Auditing and Compliance: Every single change is recorded, providing a complete, immutable audit trail.
Debugging and Troubleshooting: Replay events to understand exactly how a system reached a particular erroneous state.
Complex Domain Logic: When business rules are complex and dependent on history (e.g., "a user can only do X if they haven't done Y in the last Z days").
Temporal Queries: Ask questions like "What was the state of the order yesterday at 2 PM?".
Small to Medium-Sized Applications: Where the full operational overhead of Kafka or other message brokers is overkill, but the benefits of Event Sourcing are desired.
Prototyping and Learning: A great way to get started with Event Sourcing without a steep learning curve related to infrastructure.
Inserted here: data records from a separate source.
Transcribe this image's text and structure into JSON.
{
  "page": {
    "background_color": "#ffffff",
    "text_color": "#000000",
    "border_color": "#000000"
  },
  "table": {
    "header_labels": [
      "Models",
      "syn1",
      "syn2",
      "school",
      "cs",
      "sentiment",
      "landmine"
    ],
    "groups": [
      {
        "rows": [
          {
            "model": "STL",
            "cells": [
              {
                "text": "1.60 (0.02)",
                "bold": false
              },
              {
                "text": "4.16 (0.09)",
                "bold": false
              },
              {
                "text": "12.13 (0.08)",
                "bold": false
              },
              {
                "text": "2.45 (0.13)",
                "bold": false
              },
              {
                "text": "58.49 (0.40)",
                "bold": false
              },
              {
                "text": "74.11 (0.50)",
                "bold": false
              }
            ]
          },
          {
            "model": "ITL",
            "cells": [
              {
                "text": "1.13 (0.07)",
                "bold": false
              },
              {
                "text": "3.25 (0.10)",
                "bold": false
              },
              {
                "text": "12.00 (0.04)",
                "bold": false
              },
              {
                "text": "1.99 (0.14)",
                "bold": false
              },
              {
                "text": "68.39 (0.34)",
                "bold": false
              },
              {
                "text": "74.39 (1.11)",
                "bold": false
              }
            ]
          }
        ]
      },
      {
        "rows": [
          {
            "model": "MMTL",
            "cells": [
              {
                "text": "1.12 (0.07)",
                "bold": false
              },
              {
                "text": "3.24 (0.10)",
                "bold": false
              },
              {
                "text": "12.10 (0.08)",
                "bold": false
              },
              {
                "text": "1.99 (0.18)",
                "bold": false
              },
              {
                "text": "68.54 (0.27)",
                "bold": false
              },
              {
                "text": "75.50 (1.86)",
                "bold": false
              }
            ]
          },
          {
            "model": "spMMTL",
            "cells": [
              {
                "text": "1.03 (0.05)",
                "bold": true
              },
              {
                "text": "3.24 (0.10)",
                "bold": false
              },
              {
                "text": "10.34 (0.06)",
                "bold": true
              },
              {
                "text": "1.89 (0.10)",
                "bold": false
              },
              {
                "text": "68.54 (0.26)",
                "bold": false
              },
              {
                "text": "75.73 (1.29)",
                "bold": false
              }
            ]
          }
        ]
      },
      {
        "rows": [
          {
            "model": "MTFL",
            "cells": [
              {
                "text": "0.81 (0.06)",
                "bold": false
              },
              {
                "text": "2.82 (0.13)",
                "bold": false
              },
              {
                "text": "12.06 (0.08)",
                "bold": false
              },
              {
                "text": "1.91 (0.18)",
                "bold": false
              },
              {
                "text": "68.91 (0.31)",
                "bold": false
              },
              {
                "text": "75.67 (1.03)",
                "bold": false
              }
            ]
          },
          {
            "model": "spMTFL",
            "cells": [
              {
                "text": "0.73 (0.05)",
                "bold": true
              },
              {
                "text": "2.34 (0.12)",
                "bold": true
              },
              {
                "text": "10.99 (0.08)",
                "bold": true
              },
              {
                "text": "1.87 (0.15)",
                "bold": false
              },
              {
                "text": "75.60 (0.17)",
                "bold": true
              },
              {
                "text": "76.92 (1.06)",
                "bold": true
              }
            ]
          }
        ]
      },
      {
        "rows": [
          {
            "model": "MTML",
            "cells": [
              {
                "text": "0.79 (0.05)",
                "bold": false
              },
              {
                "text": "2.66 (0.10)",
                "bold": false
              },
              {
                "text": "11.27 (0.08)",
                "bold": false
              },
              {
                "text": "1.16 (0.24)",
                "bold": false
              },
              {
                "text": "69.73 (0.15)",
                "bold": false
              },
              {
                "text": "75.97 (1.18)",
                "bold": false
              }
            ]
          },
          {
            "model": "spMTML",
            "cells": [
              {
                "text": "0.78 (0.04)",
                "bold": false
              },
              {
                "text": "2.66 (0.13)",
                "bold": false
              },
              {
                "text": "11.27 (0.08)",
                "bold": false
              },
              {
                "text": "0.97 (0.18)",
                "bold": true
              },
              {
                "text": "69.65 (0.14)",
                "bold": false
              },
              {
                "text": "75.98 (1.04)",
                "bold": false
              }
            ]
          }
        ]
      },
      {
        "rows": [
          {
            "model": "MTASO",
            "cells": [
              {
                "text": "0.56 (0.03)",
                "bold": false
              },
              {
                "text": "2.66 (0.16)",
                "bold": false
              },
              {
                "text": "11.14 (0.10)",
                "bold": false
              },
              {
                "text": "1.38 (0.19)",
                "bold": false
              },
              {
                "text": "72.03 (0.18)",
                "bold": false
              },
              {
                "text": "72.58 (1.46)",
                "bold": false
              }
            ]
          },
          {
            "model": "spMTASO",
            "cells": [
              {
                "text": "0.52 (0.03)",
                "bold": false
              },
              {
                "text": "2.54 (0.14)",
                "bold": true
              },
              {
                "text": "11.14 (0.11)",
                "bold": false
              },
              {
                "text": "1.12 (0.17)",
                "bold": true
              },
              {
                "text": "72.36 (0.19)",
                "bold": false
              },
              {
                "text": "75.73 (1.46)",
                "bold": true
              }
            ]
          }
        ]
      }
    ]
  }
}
Read Model Reconstruction: If a read model becomes corrupted or needs re-architecting, you can always rebuild it entirely by replaying all historical events from the events table.

Conclusion

Implementing Event Sourcing with just a single database table for your event log is a pragmatic and powerful approach. It strips away the complexity of external message brokers, allowing developers to focus on the core benefits of the pattern: an immutable, auditable history of all changes, robust concurrency control, and the ability to rebuild application state. While it necessitates careful consideration of performance for highly active aggregates and complex querying, these challenges can be effectively addressed through snapshots and dedicated read models, showcasing that resilient, history-rich systems are achievable with surprisingly simple infrastructure. This pattern offers a compelling blend of simplicity and power, making Event Sourcing accessible to a wider range of projects.